On Saturday evening, after a pair of semifinal demolitions at the Paris Elite16 kudos of Ana Patricia Silva and Duda Lisboa (21-16, 21-12 over the Netherlands), and Kristen Nuss and Taryn Kloth (21-13, 21-17 over Italy), Rich Lambourne wondered aloud on Volleyball World TV what it might look like if both teams were to deliver similarly strong performances against one another in Sunday’s finals.
For 15 minutes Sunday, it appeared viewers would not be treated to such a final.
Brazil whacked the USA, 21-10, in the opening set of the gold-medal match. Such a score is not unusual for Ana Patricia and Duda. They entered the match having won 26 of their previous 27, and in their five matches before the final in Paris, they had won sets by scores of 21-14, 21-13 (twice), 21-12 (also twice), and 21-10 over one of the best teams in the world in Melissa Humana-Paredes and Brandie Wilkerson.
They were the best team in the world playing very much like the best team in the world.
Before that opening set, however, Nuss and Kloth, the third-ranked team in the world, had played very much like the No. 2-ranked team in the world. Like Ana Patricia and Duda, they hadn’t dropped a match in Paris. Like Ana Patricia and Duda, only one team had managed to claim a set off of them entering the final. Like Ana Patricia and Duda, their semifinal win was as smooth and easy as a Sunday stroll.
The final was the No. 1 seed vs. the 2, and, in Paris at least, there was a significant gap between them and every other team in the field.
But a 17-6 run by Brazil to close the first set made a convincing case that they were the 1 seed — and held a significant gap between every other team in the field. Brazil piled up nearly as many aces (8) in the first set as the USA did points.

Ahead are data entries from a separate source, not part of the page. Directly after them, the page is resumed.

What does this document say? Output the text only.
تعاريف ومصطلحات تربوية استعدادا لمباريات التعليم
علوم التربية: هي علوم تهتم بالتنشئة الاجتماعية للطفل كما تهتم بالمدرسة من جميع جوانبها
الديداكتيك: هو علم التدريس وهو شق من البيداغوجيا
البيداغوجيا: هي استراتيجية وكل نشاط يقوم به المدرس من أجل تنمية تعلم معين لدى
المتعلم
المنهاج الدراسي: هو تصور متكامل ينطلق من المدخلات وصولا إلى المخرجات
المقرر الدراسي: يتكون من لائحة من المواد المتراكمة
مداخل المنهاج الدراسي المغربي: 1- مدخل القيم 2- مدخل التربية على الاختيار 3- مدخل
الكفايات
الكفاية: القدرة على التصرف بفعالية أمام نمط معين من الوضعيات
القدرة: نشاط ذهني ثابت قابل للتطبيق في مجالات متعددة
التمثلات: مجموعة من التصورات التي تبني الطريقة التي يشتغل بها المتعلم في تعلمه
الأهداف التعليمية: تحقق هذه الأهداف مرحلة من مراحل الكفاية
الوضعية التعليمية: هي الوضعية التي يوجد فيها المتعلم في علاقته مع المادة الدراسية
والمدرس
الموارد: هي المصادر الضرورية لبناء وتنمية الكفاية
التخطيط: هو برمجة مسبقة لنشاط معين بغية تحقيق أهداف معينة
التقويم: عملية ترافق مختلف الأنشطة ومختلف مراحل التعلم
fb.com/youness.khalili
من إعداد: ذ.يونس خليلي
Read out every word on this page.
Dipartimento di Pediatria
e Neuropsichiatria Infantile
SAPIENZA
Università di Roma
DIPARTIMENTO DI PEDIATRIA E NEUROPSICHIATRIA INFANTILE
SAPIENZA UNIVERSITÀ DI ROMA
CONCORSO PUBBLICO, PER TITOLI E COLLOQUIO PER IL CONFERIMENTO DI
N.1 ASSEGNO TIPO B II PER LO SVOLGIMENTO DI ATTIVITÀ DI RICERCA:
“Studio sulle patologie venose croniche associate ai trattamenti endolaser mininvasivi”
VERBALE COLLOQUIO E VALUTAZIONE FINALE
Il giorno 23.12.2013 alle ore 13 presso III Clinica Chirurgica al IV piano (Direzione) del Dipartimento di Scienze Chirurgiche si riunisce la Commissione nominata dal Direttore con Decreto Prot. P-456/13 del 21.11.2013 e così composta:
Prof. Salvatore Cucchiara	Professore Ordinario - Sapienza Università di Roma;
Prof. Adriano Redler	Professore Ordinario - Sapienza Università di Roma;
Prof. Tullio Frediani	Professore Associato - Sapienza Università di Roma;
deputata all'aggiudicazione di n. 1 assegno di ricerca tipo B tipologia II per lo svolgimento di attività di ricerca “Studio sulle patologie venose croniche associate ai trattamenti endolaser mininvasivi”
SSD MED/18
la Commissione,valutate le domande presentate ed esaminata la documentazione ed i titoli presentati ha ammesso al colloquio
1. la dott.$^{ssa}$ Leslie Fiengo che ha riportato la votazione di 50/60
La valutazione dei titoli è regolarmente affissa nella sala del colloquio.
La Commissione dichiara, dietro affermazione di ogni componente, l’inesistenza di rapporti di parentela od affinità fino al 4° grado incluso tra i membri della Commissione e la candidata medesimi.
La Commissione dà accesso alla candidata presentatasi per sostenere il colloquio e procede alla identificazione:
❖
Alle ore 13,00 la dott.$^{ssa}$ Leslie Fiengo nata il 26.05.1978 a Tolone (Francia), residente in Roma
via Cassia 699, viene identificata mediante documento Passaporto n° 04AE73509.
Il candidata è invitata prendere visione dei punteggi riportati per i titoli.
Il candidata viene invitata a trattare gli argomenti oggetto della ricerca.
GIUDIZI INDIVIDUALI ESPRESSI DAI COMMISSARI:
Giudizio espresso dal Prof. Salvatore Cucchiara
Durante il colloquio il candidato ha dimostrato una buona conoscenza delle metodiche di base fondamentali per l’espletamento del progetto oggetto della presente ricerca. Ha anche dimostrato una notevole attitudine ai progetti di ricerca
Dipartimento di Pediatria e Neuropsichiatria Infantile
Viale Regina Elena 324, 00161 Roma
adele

If there’s an Achilles Heel to Duda and Ana Patricia, it is of the first-world variety. Big leads occasionally precede lackadaisical play. In the Tepic Elite16, they beat fellow Brazilians Barbara and Carol, 21-13, and wound up losing the ensuing set and the match. Later, in the gold-medal match, a 21-15 second-set win over Kelly Cheng and Sara Hughes was followed by a 10-15 snoozer in the third. A 21-13 opening-set win in Gstaad against Betsi Flint and Julia Scoles wasn’t sustained, and they went three, just as they did in Montreal after winning the first, 21-14, though they wound up losing in Montreal, giving up a 14-9 lead in the third set.